Quince minutos pasarían, cuando la angustia del médico terminó, su esposa e hija, llegaron al servicio aún en pijamas.  Para el resto de nosotros la angustia aumentaba.  Otro médico, cuya familia estaba en el norte, llegó a brindar colaboración ante la inminente emergencia asistencial.
- Debemos preparar todo porque empezará a llegar gente herida-  dijo seca y fríamente.  Supongo que la seguridad del bienestar de su familia lejos de acá, le permitía mantener una calma imposible para el resto de nosotros.

¿gente herida? ¿y si mi propia hija estaba herida? ¿y yo aun acá? ¿sin ayudarla por ayudar a otros? ¡nooooo! ¡tengo que irme de acá! ¡tengo que ver a mi hija, saber de ella! ¡déjenme ir a verla, y juro por Dios que si está bien vuelvo! ¡solo quiero saber de ella! ¡solo eso!.  Ninguna de estas frases salió de mis labios, pero parecía que mis pensamientos gritaban por mis ojos.

- Nadie puede irse hasta que no tengamos confirmación de que sucedió- Fue la lapidaria respuesta del médico recién llegado a mis súplicas internas.  Cuan lector de mentes, me respondió firmemente, tomando el mando de la situación.  Era un hecho, su calma venía de la seguridad de su familia, sin dudarlo, si su esposa e hijos hubieran estado acá, él no actuaría de esta manera, pensé.

A las 04:30, una ambulancia se estaciona frente a nosotros, y un desesperado conductor nos grita, "¡traigo una mujer malherida!" el médico de turno corre y evalúa a la mujer, baja y me grita "¡Pame, dos sueros acá rápido!".

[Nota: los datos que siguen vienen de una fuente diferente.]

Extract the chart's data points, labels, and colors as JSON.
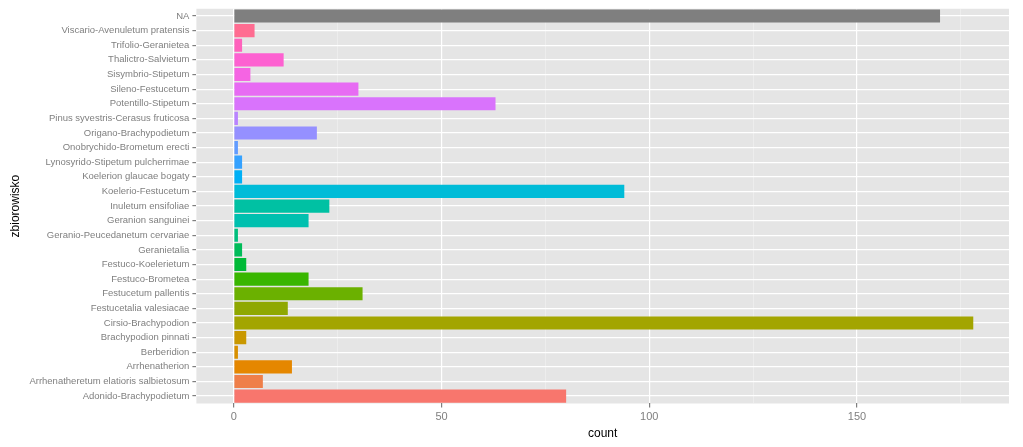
{
  "chart_data": {
    "type": "bar",
    "orientation": "horizontal",
    "xlabel": "count",
    "ylabel": "zbiorowisko",
    "categories": [
      "NA",
      "Viscario-Avenuletum pratensis",
      "Trifolio-Geranietea",
      "Thalictro-Salvietum",
      "Sisymbrio-Stipetum",
      "Sileno-Festucetum",
      "Potentillo-Stipetum",
      "Pinus syvestris-Cerasus fruticosa",
      "Origano-Brachypodietum",
      "Onobrychido-Brometum erecti",
      "Lynosyrido-Stipetum pulcherrimae",
      "Koelerion glaucae bogaty",
      "Koelerio-Festucetum",
      "Inuletum ensifoliae",
      "Geranion sanguinei",
      "Geranio-Peucedanetum cervariae",
      "Geranietalia",
      "Festuco-Koelerietum",
      "Festuco-Brometea",
      "Festucetum pallentis",
      "Festucetalia valesiacae",
      "Cirsio-Brachypodion",
      "Brachypodion pinnati",
      "Berberidion",
      "Arrhenatherion",
      "Arrhenatheretum elatioris salbietosum",
      "Adonido-Brachypodietum"
    ],
    "values": [
      170,
      5,
      2,
      12,
      4,
      30,
      63,
      1,
      20,
      1,
      2,
      2,
      94,
      23,
      18,
      1,
      2,
      3,
      18,
      31,
      13,
      178,
      3,
      1,
      14,
      7,
      80
    ],
    "colors": [
      "#7f7f7f",
      "#ff6c91",
      "#ff62bc",
      "#fd61d1",
      "#f564e3",
      "#e76bf3",
      "#d973fc",
      "#b983ff",
      "#9590ff",
      "#619cff",
      "#35a2ff",
      "#00b0f6",
      "#00bcd8",
      "#00c1a3",
      "#00c0af",
      "#00bf7d",
      "#00bc59",
      "#00ba38",
      "#39b600",
      "#6bb100",
      "#8fa800",
      "#a3a500",
      "#c99800",
      "#d89000",
      "#e58700",
      "#ef7f49",
      "#f8766d"
    ],
    "xlim": [
      -9,
      186.6
    ],
    "xticks": [
      0,
      {
        "value": 25,
        "label": null
      },
      50,
      {
        "value": 75,
        "label": null
      },
      100,
      {
        "value": 125,
        "label": null
      },
      150,
      {
        "value": 175,
        "label": null
      }
    ],
    "grid": true
  }
}
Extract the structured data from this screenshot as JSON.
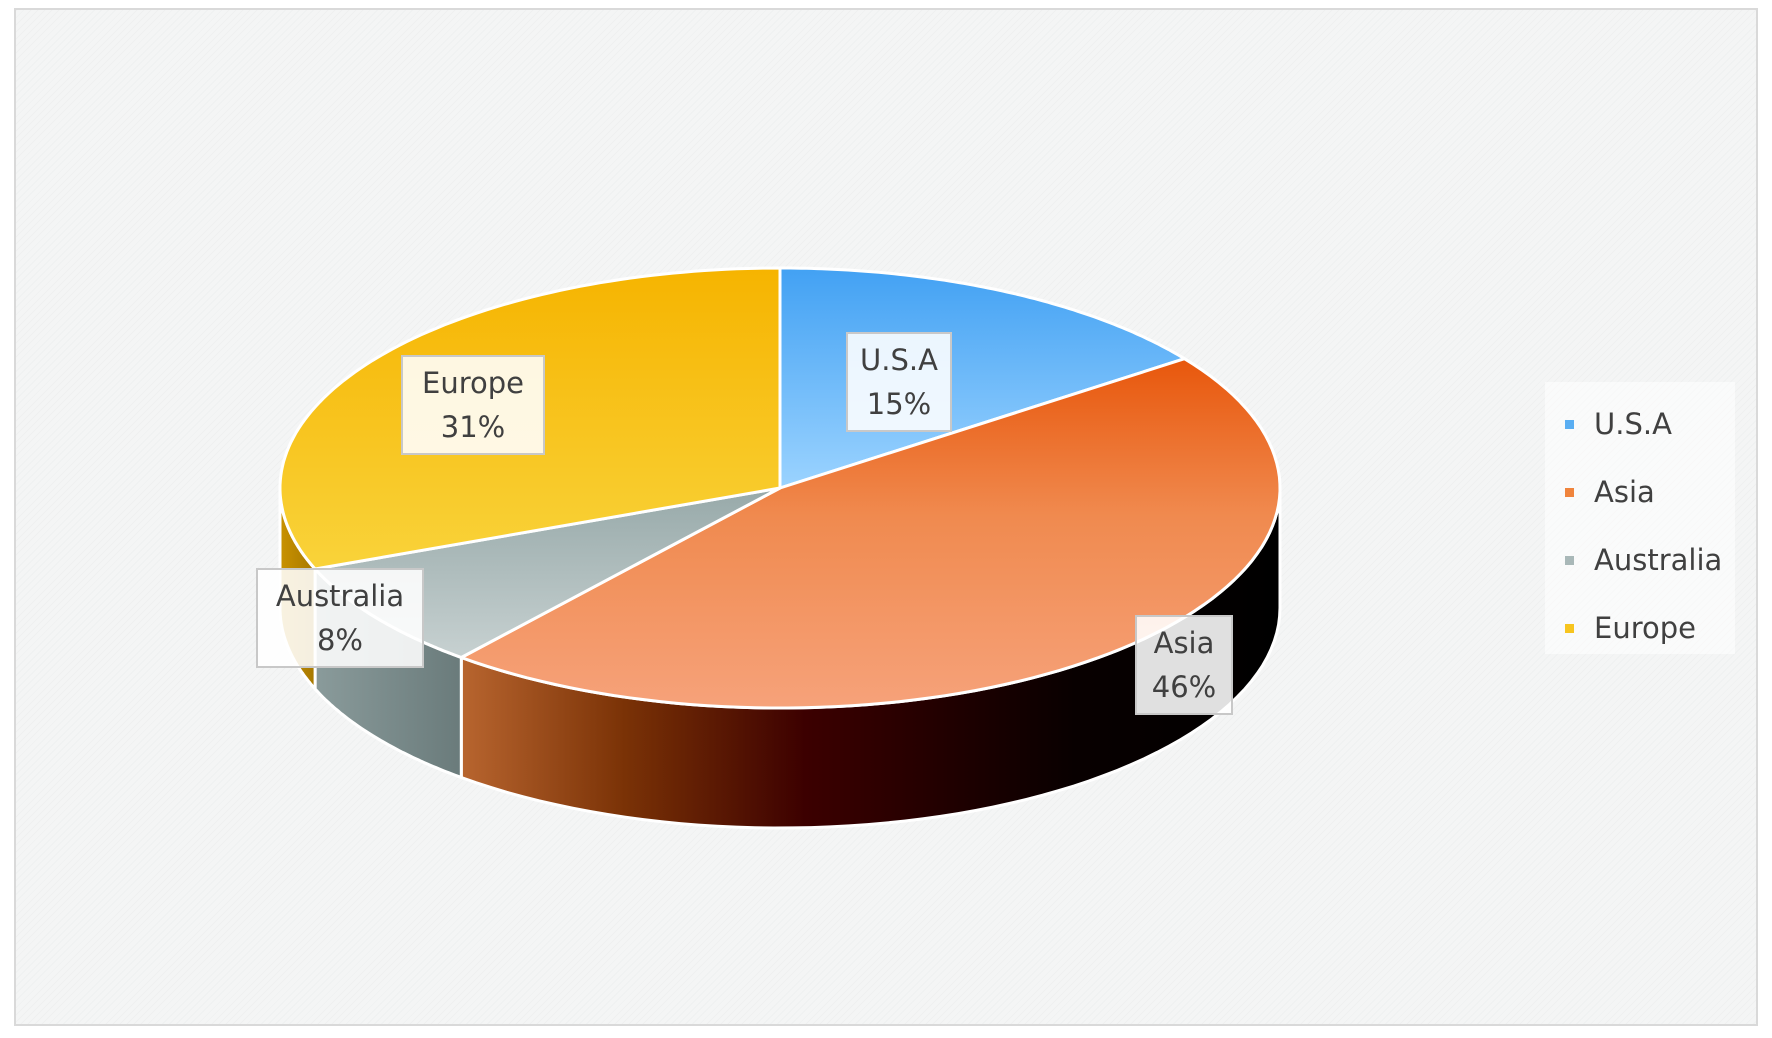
{
  "chart_data": {
    "type": "pie",
    "style": "3d",
    "categories": [
      "U.S.A",
      "Asia",
      "Australia",
      "Europe"
    ],
    "values": [
      15,
      46,
      8,
      31
    ],
    "labels": [
      "15%",
      "46%",
      "8%",
      "31%"
    ],
    "colors": [
      "#5aaef2",
      "#f0843c",
      "#a9b8b8",
      "#f7c51f"
    ],
    "legend_position": "right",
    "title": "",
    "xlabel": "",
    "ylabel": ""
  }
}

Actué cuan zombie a la orden del amo.  Caminé a la ambulancia, tomé dos sueros, le puse ambas vías venosas sin luz, alumbrando con mi celular..... ¿mi celular? ¡¿que pasaría con mi hija?!...... una imagen brusca y sangrienta me devolvió a la realidad, dos huesos astillados asomados desde la mitad de ambas piernas de la mujer de la ambulancia, de aproximadamente 60 años.  Tenía fractura expuesta de ambas piernas.

Bajé de la ambulancia, la grave lesión de la mujer solo acrecentó mi miedo, mi pánico.  Miles de cosas cruzando por mi cabeza, intentaba eliminar rápidamente las malas para no atraer la desgracia.  Pero el miedo llenaba mi ser, mi hija, mi hermana, o mi madre heridas, mi abuela muerta, eran los males esperables en el horroroso momento que estaba viviendo.  Eran los males soportables y estaba preparada para ellos.  Peor que eso NO podía pasar. Mi padre debía estar bien, estaba obligado a estar bien, porque sería él el encargado de manejar mi jeep para huir al cerro en caso de tsunami.

Miraba incansable y mecánicamente mi celular, cuando Dios se apiadó de mi, y un "bip bip" sonó.  Solo un mensaje de texto que decía:  "Estamos todos bien, vamos al cerro en el jeep, nos llevamos los vecinos del frente".

GRATITUD POR DIOS, INFINITA GRATITUD. CALMA. FELICIDAD. Y DESAHOGO...

Y mi desahogo, se convirtió en lágrimas de gratitud... Un gran abrazo de la sra. Rosita, me cobijó, quien lloró junto conmigo.
- Están bien sra. Rosita, mi familia están todos bien-  La mire, y comprendí que la calma que yo sentía aún no llegaba a ella, le entregué mi celular para que buscara comunicarse con sus hijos.

Tres personas, pidiendo ayuda y otro con una persona en brazos, despertaron mi alerta.  Ahora pensaba claro, MI gente estaba bien.  Pero a quienes tenía en frente no.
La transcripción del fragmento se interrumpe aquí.